10 things I saw from Raptors-Pistons (Nov. 14)

William Lou
The Defeated
Published in
3 min readNov 15, 2018
  1. Disaster: This was the first must-win of the season with Dwane Casey making his first return to Toronto, and it was an utter meltdown. The Raptors gave up a 19-point lead in the second half before losing in the most embarrassing way possible at the final buzzer.
  2. Outwitted: Raptors got schooled twice with just two seconds left. First, the Raptors got caught on a sideline play where Glenn Robinson popped free and caught a clean lob to finish the game on a layup, but Pascal Siakam showed incredible recovery to block him on the play. Second, with 1.2 seconds left, Nick Nurse made a point to put Jonas Valanciunas into the game to guard Andre Drummond, and Valanciunas gets caught sleeping on a switch and Reggie Bullock squeaks past him to catch the inbound and lay it in with time expiring.
  3. Mistake: The Raptors could have come away with the win had Nurse resisted the urge to call timeout. Kyle Lowry came away with a rebound and was fouled by Blake Griffin which would have led to two free throws, but that was negated by Nurse’s timeout. That error was then compounded by Kawhi Leonard dribbling the ball off his foot on what would have been the go-ahead shot.
  4. Meltdown: That sequence completed a total choke job by the Raptors who only got outscored 46–25 over the last 18 minutes of the game. Detroit dialed up their physicality and took away the paint, and the Raptors couldn’t score. Leonard rattled off a series of unsuccessful isolation sequences against Stanley Johnson, who also popped two unlikely threes in the fourth. Toronto finished the game shooting 4-of-20 from deep, and have now made just 17-of-65 from three this week.

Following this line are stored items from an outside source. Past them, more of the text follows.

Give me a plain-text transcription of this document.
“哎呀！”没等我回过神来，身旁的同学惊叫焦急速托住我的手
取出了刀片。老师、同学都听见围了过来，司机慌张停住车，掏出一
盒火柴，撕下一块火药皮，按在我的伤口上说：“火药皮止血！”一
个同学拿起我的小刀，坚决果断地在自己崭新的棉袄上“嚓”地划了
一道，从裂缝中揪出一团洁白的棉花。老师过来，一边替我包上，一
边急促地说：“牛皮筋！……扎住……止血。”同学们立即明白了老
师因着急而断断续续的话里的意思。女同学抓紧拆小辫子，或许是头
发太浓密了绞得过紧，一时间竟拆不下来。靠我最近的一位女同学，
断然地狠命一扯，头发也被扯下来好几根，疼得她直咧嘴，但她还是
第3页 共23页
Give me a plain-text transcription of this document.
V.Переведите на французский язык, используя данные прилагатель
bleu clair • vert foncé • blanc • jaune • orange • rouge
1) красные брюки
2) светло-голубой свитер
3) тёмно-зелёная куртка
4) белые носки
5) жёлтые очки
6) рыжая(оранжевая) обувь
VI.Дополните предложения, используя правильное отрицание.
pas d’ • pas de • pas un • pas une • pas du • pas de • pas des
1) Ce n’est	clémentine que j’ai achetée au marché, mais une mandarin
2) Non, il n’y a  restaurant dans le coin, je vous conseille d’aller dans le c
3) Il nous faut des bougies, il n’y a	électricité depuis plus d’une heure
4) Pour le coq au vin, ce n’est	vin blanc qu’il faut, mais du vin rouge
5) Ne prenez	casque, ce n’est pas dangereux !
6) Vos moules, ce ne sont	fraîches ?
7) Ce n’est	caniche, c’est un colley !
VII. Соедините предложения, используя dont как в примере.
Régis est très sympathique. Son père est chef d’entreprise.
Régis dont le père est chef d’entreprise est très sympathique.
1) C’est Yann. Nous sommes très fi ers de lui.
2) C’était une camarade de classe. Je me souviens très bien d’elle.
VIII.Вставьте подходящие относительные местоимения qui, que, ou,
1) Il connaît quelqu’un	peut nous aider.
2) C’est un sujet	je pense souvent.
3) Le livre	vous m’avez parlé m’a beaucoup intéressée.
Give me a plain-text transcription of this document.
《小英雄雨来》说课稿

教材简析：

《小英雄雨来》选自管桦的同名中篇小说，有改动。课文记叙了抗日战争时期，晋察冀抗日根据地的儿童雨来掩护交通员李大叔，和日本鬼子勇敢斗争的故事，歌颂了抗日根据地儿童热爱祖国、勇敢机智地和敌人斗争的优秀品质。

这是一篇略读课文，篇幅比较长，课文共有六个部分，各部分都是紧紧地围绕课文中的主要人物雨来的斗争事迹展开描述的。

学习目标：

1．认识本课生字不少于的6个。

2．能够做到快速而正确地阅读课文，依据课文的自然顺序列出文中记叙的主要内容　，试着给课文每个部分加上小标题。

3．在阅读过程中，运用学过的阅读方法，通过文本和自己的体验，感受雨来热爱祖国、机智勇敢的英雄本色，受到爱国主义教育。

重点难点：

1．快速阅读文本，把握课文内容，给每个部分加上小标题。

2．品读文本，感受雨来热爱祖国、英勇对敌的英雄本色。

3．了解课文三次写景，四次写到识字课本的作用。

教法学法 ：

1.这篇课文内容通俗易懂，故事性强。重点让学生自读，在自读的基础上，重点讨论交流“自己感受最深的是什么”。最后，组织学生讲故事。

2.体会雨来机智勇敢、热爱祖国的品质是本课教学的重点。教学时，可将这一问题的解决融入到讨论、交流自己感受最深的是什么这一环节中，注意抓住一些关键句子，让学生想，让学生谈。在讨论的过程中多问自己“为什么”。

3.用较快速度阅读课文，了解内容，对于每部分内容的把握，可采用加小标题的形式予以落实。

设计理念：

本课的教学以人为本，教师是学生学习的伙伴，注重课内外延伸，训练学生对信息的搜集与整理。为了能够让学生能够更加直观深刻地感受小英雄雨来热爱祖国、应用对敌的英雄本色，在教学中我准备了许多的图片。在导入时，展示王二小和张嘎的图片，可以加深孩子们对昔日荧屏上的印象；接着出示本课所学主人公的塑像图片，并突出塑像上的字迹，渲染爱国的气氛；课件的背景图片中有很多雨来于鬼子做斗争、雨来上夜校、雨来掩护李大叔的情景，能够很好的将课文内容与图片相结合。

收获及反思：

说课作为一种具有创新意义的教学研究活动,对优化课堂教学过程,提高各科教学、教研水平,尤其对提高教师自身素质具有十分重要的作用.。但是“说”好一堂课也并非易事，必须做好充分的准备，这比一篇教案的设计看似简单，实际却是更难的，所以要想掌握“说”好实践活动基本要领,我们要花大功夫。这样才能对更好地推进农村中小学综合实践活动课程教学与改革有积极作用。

  5. Revenge: Dwane Casey celebrated this win like it was his second championship. He’ll downplay the circumstances in the press, but he was jumping for joy at the final buzzer and exited the arena through the opposite tunnel (he clearly knows the layout) without shaking any hands. Casey, for the record, has been stellar with his end-of-game play calling all season, while his understudy and successor in Nurse failed in his first test, which has to warm Casey’s heart.
  6. Deserved: The Raptors paid tribute to Dwane Casey with an emotionally charged video that highlighted Casey’s rise from inheriting a 23-win team to winning 59 games and earning Coach of the Year honors. It doesn’t make it any less awkward that he was rudely dismissed, but at least Casey got his deserved ovation from the fans and came away with the win.
  7. Concern: Danny Green exited the game with back tightness after getting caught on a hard screen. The Raptors are now incredibly thin on the wings as Norman Powell and CJ Miles are also out. To make matters worse, the Raptors’ bench has been underperforming all season as both Delon Wright and Fred VanVleet have seemingly regressed from where they were last season. Toronto also has a four-game road trip coming up spanning just six days, so there’s not a lot of time to recover.
  8. Debut: Greg Monroe got his first taste of non-garbage time minutes with Serge Ibaka sitting out with knee soreness. Monroe looked physically fit and finished effectively around the rim, and was passable on defense since the match-ups with Jon Leuer and Pachulia weren’t really threats to score. Nevertheless, Ibaka’s defense was sorely missed.
  9. Tradition: OG Anunoby joined the likes of Jakob Poeltl and James Johnson in the proud Raptors tradition of crowning Andre Drummond. Anunoby caught the Pistons sleeping to start the second quarter and took off from outside of the dotted circle to hammer it down on Drummond, which served as yet another example of Anunoby regaining his full bounce after he underwent ACL surgery in 2017.
  10. Revenge: Leonard made a point to strip Zaza Pachulia on his very first possession of the game. This is Leonard’s first time playing against Pachulia since the latter slid his foot under Leonard in the Western Conference Finals back in 2017. Leonard missed the remainder of the playoffs and would only appear in another nine games for the Spurs before he ended up in Toronto.